Der Bericht enthielt u.a. die Empfehlung eine Freiluftausstellung vor dem Friedhof zu errichten. Mit dieser Ausstellung werden den Friedhofsbesuchern Tatsachen von dem Eroberungs- und Vernichtungskrieg in der Sowjetunion vermittelt, insbesondere über die dort begangenen Gräueltaten von den im Kessel von Halbe eingeschlossenen Wehrmacht- und SS-Einheiten, die unter dem kommandierenden General Busse der 9. Armee standen.
Die Errichtung dieser Freiluftausstellung wurde durch die Förderung des Ministeriums für Wissenschaft, Forschung und Kultur des Landes Brandenburg ermöglicht. Sie wurde anlässlich des 70. Jahrestages des Endes der Kesselschlacht im April 2015 eröffnet.
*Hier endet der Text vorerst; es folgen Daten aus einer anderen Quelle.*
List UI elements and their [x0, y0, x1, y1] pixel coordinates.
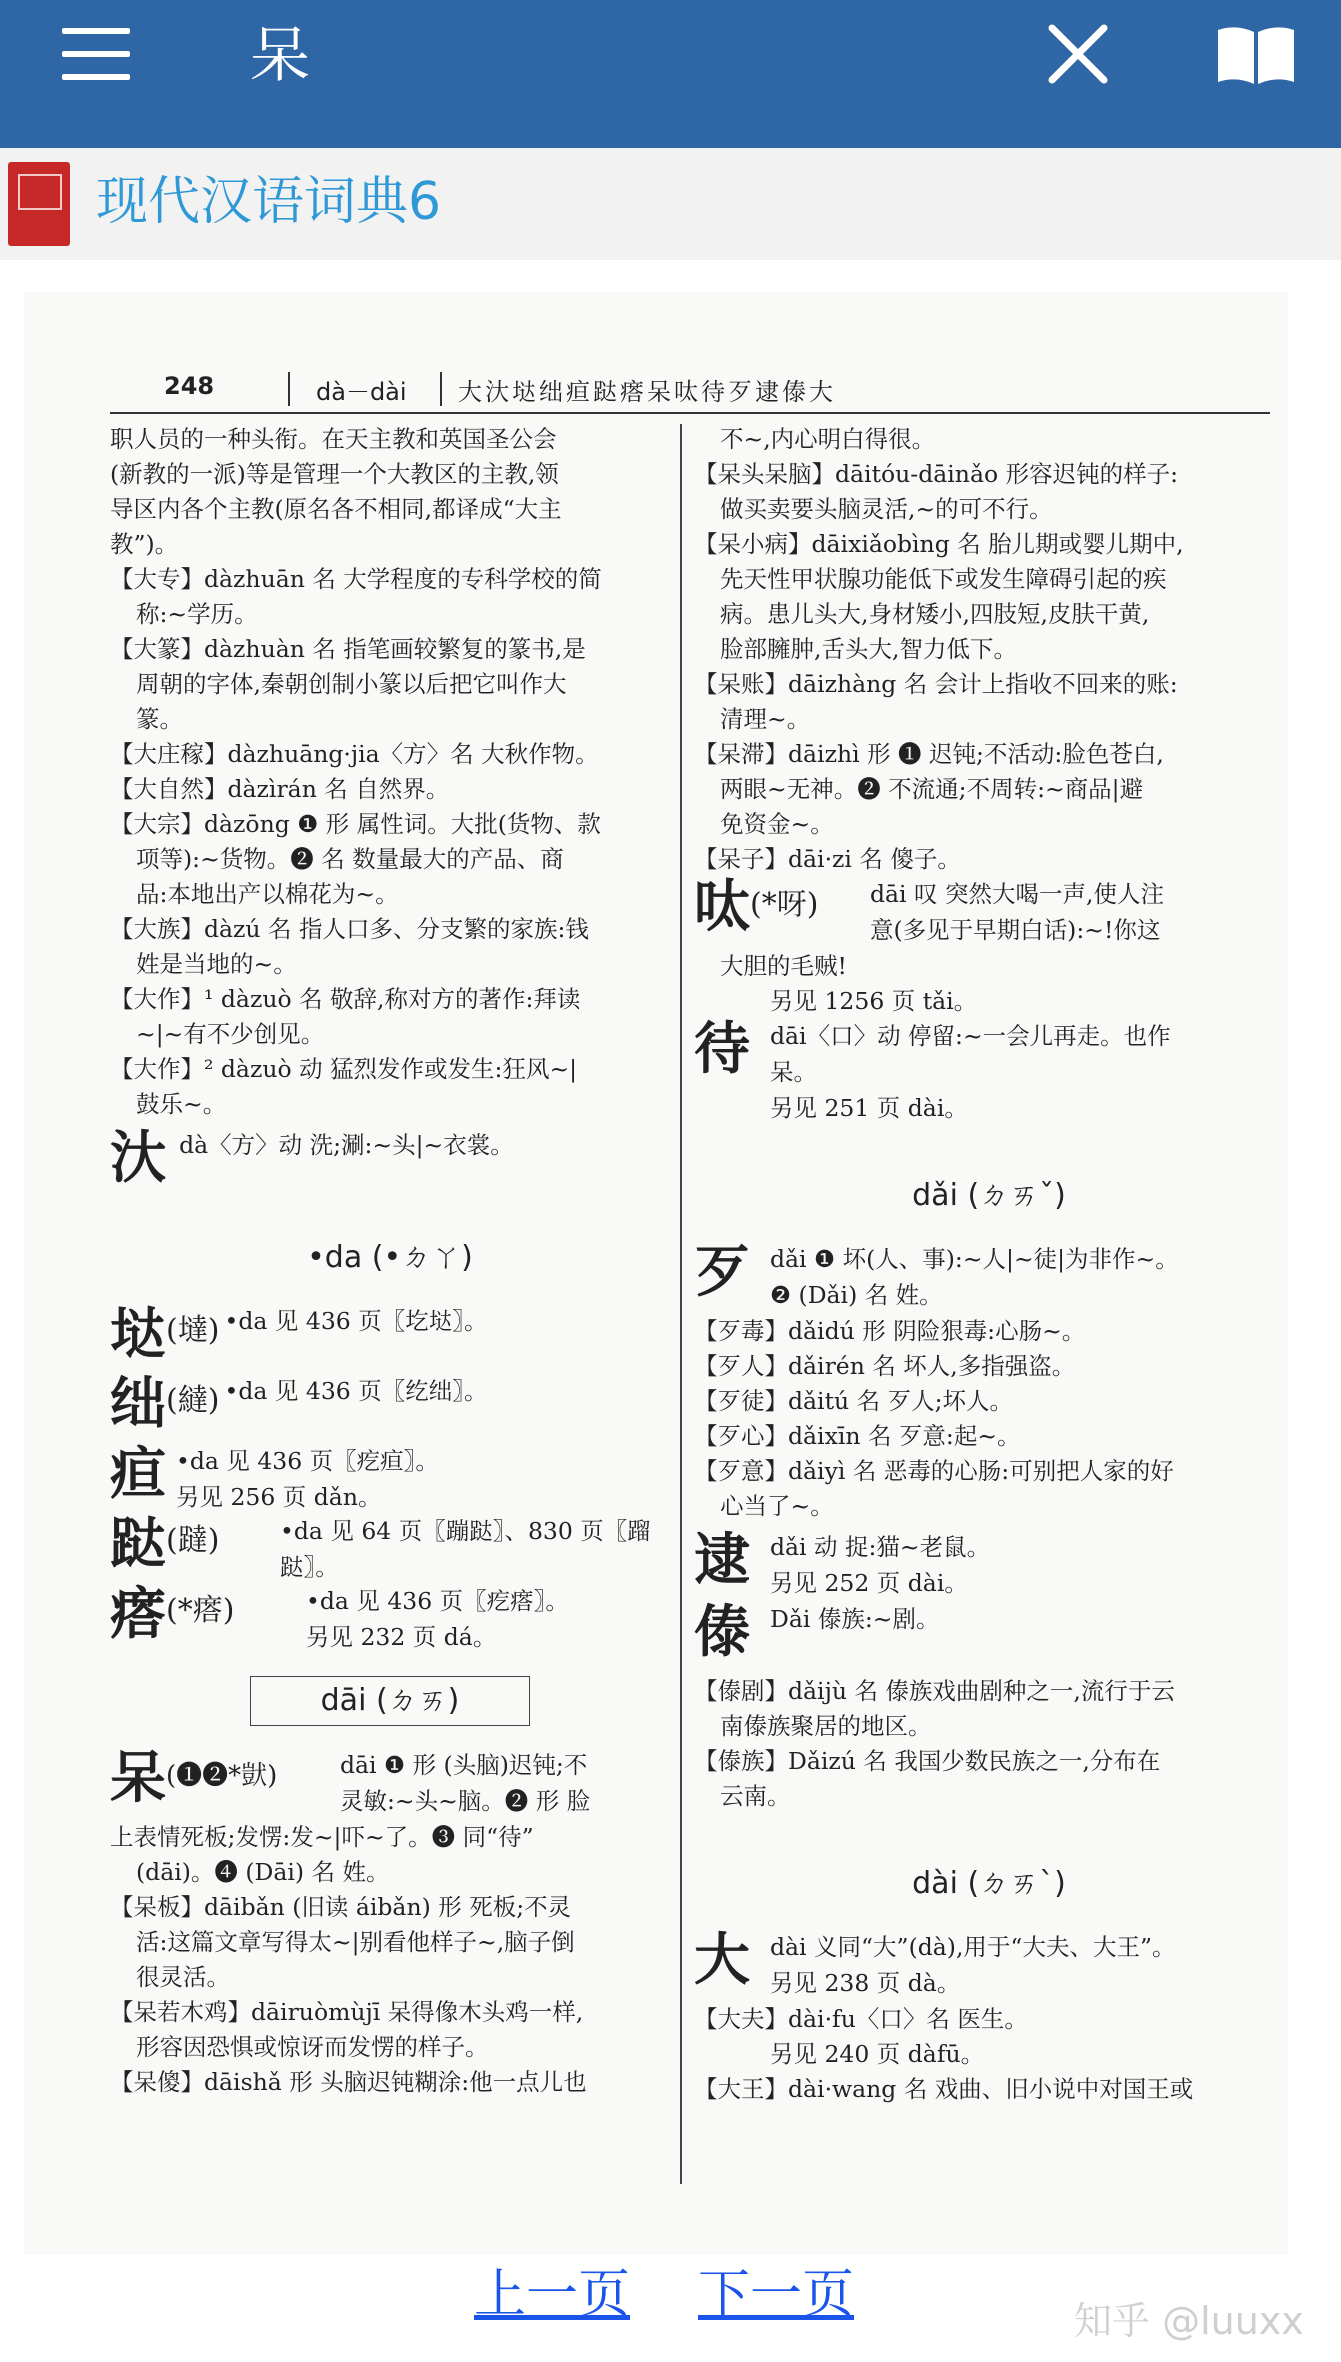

Seit diesem Zeitpunkt fanden auch durch das erfolgreiche Wirken der demokratischen Kräfte der Region sowie der administrativen Verordnungen des Landes (Bannmeile um den Friedhof) keine rechtsextremen Aufmärsche mehr statt.
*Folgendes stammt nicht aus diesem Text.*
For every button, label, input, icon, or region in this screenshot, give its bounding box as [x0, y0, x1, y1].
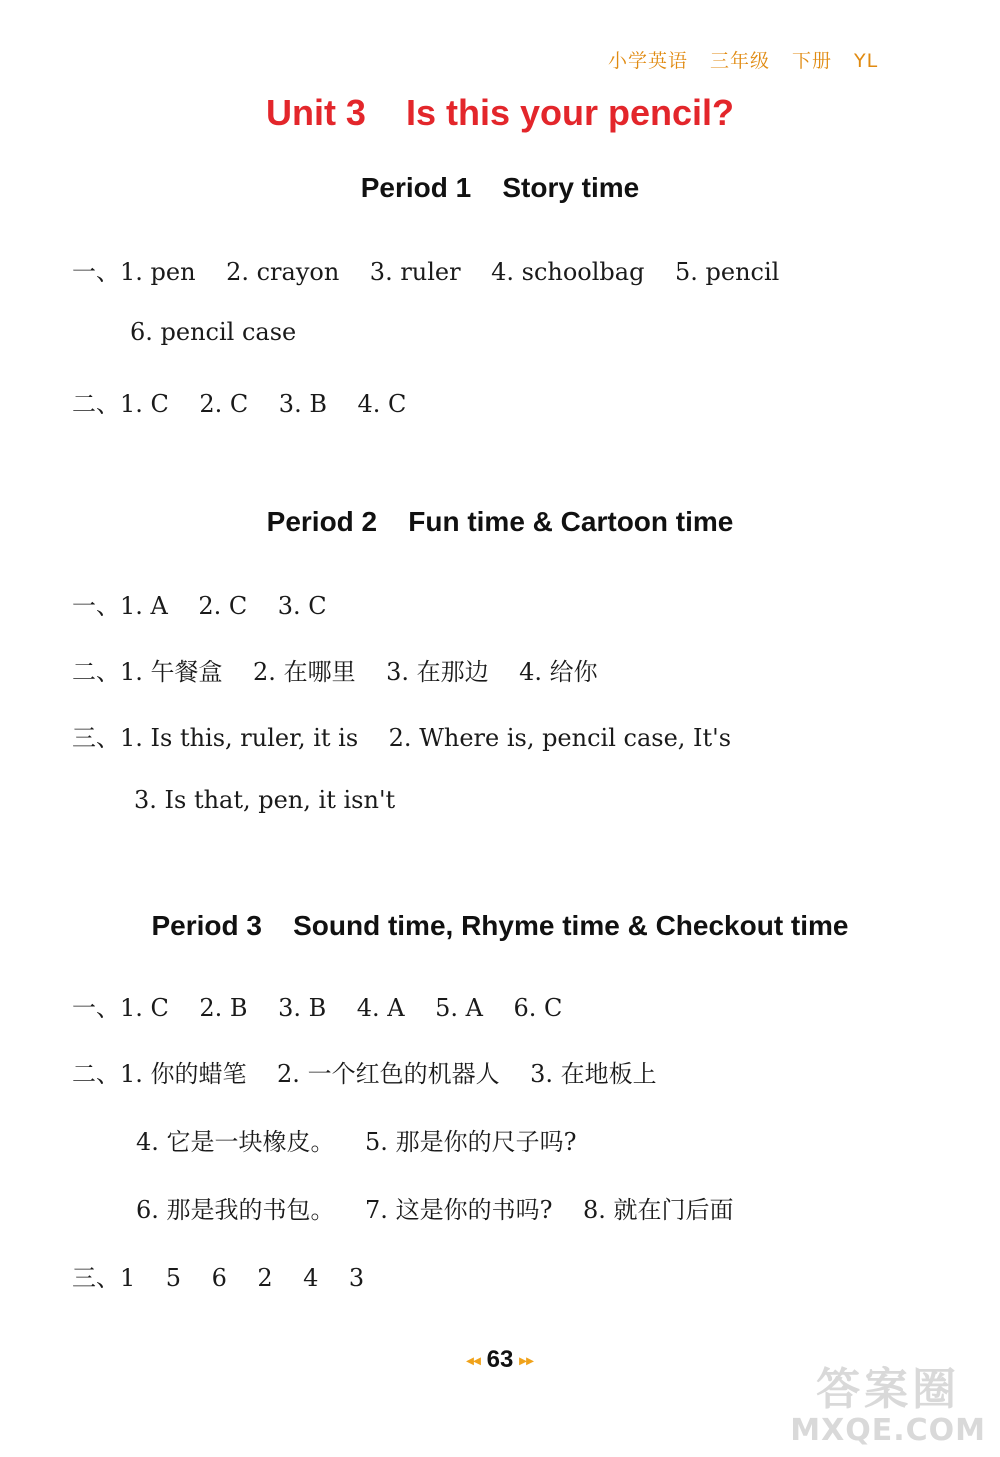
header-grade: 三年级: [710, 50, 771, 72]
period-2-line-4: 3. Is that, pen, it isn't: [134, 786, 396, 814]
period-2-line-3: 三、1. Is this, ruler, it is 2. Where is, pencil case, It's: [72, 724, 732, 752]
period-3-line-3: 4. 它是一块橡皮。 5. 那是你的尺子吗?: [136, 1128, 577, 1156]
period-2-line-1: 一、1. A 2. C 3. C: [72, 592, 327, 620]
watermark-logo: [790, 1363, 986, 1448]
period-1-title: Period 1 Story time: [360, 172, 640, 203]
watermark-bottom: MXQE.COM: [790, 1413, 986, 1448]
period-3-line-5: 三、1 5 6 2 4 3: [72, 1264, 365, 1292]
period-3-title: Period 3 Sound time, Rhyme time & Checkout time: [151, 910, 849, 941]
page-number: 63: [486, 1346, 514, 1373]
next-arrow-icon: ▸▸: [519, 1352, 534, 1369]
prev-arrow-icon: ◂◂: [466, 1352, 481, 1369]
period-3-line-2: 二、1. 你的蜡笔 2. 一个红色的机器人 3. 在地板上: [72, 1060, 657, 1088]
period-2-title: Period 2 Fun time & Cartoon time: [266, 506, 734, 537]
period-3-line-4: 6. 那是我的书包。 7. 这是你的书吗? 8. 就在门后面: [136, 1196, 734, 1224]
period-2-line-2: 二、1. 午餐盒 2. 在哪里 3. 在那边 4. 给你: [72, 658, 598, 686]
header-subject: 小学英语: [608, 50, 689, 72]
period-1-line-1: 一、1. pen 2. crayon 3. ruler 4. schoolbag 5. pencil: [72, 258, 780, 286]
header-edition: YL: [854, 50, 879, 72]
unit-title: Unit 3 Is this your pencil?: [265, 92, 735, 133]
period-1-line-3: 二、1. C 2. C 3. B 4. C: [72, 390, 407, 418]
period-3-line-1: 一、1. C 2. B 3. B 4. A 5. A 6. C: [72, 994, 563, 1022]
period-1-line-2: 6. pencil case: [130, 318, 297, 346]
header-volume: 下册: [792, 50, 833, 72]
watermark-top: 答案圈: [816, 1363, 961, 1415]
header-tag: [608, 46, 900, 73]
Das Bündnis hält es aber für richtig und notwendig, sich weiter durch Aktionen und Bildungsmaßnahmen gegen Rechtsextremismus und Völkerhass sowie gegen den Missbrauch des Friedhofs zu engagieren. Die Bildungsmaßnahmen konzentrieren sich auf Zeitzeugenberichte von der Kesselschlacht von Halbe, der Grausamkeit des Krieges sowie mit geschichtlichen Führungen durch die zugehörige Freiluftausstellung und über den Friedhof; des Weiteren mit Veranstaltungen am Tag der Befreiung an den örtlichen Ehrenmalen im Schenkenländchen und Beteiligung an den wiederholten Einbettungen von Kriegstoten auf dem Friedhof.
Am Vorabend des Volkstrauertages organisiert das Bündnis jährlich eine dem Tag angemessene politisch, künstlerische Veranstaltung über die nazistische Gewaltherrschaft, den Vernichtungskrieg und Holocaust mit aktuellem Bezug zum Antisemitismus, Rechtsextremismus, Rassismus und Fremdenfeindlichkeit, um auf die gegenwärtige Situation sowie die erneute Kriegsgefahr nachdrücklich aufmerksam zu machen. Den Auftakt bildete 2017 die künstlerische Darstellung, wie das Naziregime die populäre Schlager- und Filmmusik sowie bekannte Künstler der 20er und 30er Jahre für die ideologische Beeinflussung der Bevölkerung und für die Kriegsvorbereitung nutzte.
Die Veranstaltungen finden im restaurierten, historischen Kaiserbahnhof von Halbe statt; die Nutzung des Gebäudes ist dank der Unterstützung des neuseeländischen Eigentümers, Peter Macky, für das Aktionsbündnis kostenlos.